Esse pagamento adicional estava vinculado a fatores como o lançamento bem-sucedido de novos jogos pela PopCap e o desempenho financeiro desses títulos, como “Plants vs. Zombies” e “Bejeweled”. Caso essas metas fossem atingidas, a EA pagaria mais aos antigos acionistas da PopCap.
Marvel e Disney
Quando a Disney adquiriu a Marvel Entertainment em 2009 por US$ 4 bilhões, o acordo incluía cláusulas de desempenho futuro, embora os detalhes exatos do earn-out não sejam amplamente divulgados. A ideia geral era que o valor da aquisição seria ajustado de acordo com o sucesso de determinados personagens e franquias, como os filmes do Homem de Ferro e Capitão América.
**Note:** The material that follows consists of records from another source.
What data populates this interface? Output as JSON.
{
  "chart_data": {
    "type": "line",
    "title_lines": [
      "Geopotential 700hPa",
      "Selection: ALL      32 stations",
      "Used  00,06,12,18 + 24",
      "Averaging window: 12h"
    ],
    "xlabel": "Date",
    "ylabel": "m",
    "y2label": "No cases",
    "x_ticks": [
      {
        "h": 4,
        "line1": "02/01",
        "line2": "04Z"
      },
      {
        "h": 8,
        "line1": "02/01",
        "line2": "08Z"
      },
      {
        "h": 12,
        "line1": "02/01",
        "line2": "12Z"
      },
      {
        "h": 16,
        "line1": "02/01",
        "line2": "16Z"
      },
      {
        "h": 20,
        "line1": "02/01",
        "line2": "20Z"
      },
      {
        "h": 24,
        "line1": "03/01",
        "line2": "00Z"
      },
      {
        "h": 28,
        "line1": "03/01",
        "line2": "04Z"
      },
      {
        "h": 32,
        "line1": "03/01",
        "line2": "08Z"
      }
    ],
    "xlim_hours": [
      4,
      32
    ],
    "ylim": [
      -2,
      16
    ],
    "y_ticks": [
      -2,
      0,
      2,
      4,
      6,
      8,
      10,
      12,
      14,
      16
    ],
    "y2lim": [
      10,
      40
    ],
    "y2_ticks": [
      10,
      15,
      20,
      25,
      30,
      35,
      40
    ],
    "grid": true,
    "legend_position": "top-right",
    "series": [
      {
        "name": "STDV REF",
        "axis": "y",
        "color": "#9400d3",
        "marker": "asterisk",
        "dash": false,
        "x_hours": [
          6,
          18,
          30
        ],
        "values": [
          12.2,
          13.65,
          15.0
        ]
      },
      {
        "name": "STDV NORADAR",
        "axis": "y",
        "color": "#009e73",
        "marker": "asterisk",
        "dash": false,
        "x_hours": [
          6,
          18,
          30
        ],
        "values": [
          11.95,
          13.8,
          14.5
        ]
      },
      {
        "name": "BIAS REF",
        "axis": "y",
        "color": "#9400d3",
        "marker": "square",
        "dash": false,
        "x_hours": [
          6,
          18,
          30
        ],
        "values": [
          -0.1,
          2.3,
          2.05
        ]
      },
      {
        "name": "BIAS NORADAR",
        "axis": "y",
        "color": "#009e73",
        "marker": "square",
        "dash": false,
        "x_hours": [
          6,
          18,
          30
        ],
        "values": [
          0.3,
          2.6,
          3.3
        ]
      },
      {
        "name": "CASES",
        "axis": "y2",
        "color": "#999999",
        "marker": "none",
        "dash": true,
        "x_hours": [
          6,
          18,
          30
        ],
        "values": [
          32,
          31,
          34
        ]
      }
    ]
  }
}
As personagens, posteriormente, provaram ser extremamente lucrativas, com as produções da Marvel Cinematic Universe (MCU) tornando-se fenômenos de bilheteria: US$ 2,423 bilhões para a trilogia de Homem de Ferro e US$ 2,237 bilhões para a trilogia de Capitão América.
Pontos de Atenção no Uso de Earn-out
Um dos maiores riscos associados ao earn-out é a subjetividade de algumas métricas. Metas como “satisfação do cliente” ou “qualidade do produto” podem ser difíceis de medir e abrir margem para disputas entre as partes. Esses conflitos podem levar à judicialização da cláusula, já que uma parte pode contestar se os requisitos do earn-out foram de fato atingidos. Para evitar isso, é importante definir metas claras e métricas mensuráveis, como crescimento de receita ou número de usuários.
Outro ponto de atenção é o incentivo a comportamentos de curto prazo. Quando o vendedor permanece à frente da operação após a aquisição, ele pode priorizar o alcance das metas de earn-out em detrimento do desenvolvimento de longo prazo da empresa. Por exemplo, pode focar em aumentar receitas rapidamente, mas comprometer a sustentabilidade do negócio ou a qualidade dos produtos e serviços.
Esse é um comportamento que pode prejudicar o negócio no longo prazo, e por isso, compradores devem monitorar de perto a gestão da empresa adquirida e alinhar as metas do earn-out com uma estratégia de crescimento sustentável.
Afinal, o uso do earn-out impacta o valor justo da transação?
A inclusão de uma cláusula de earn-out em uma transação de M&A pode ser uma solução eficaz para resolver divergências de valor entre comprador e vendedor, mas ela traz consigo desafios que precisam ser cuidadosamente avaliados.
Dito isso, será que o uso dessa cláusula impacta o valor justo da transação? A verdade é que o earn-out pode tanto aproximar as expectativas quanto criar distorções. Como toda negociação, o que parece justo depende de como a história é contada – e de quem está escrevendo as regras.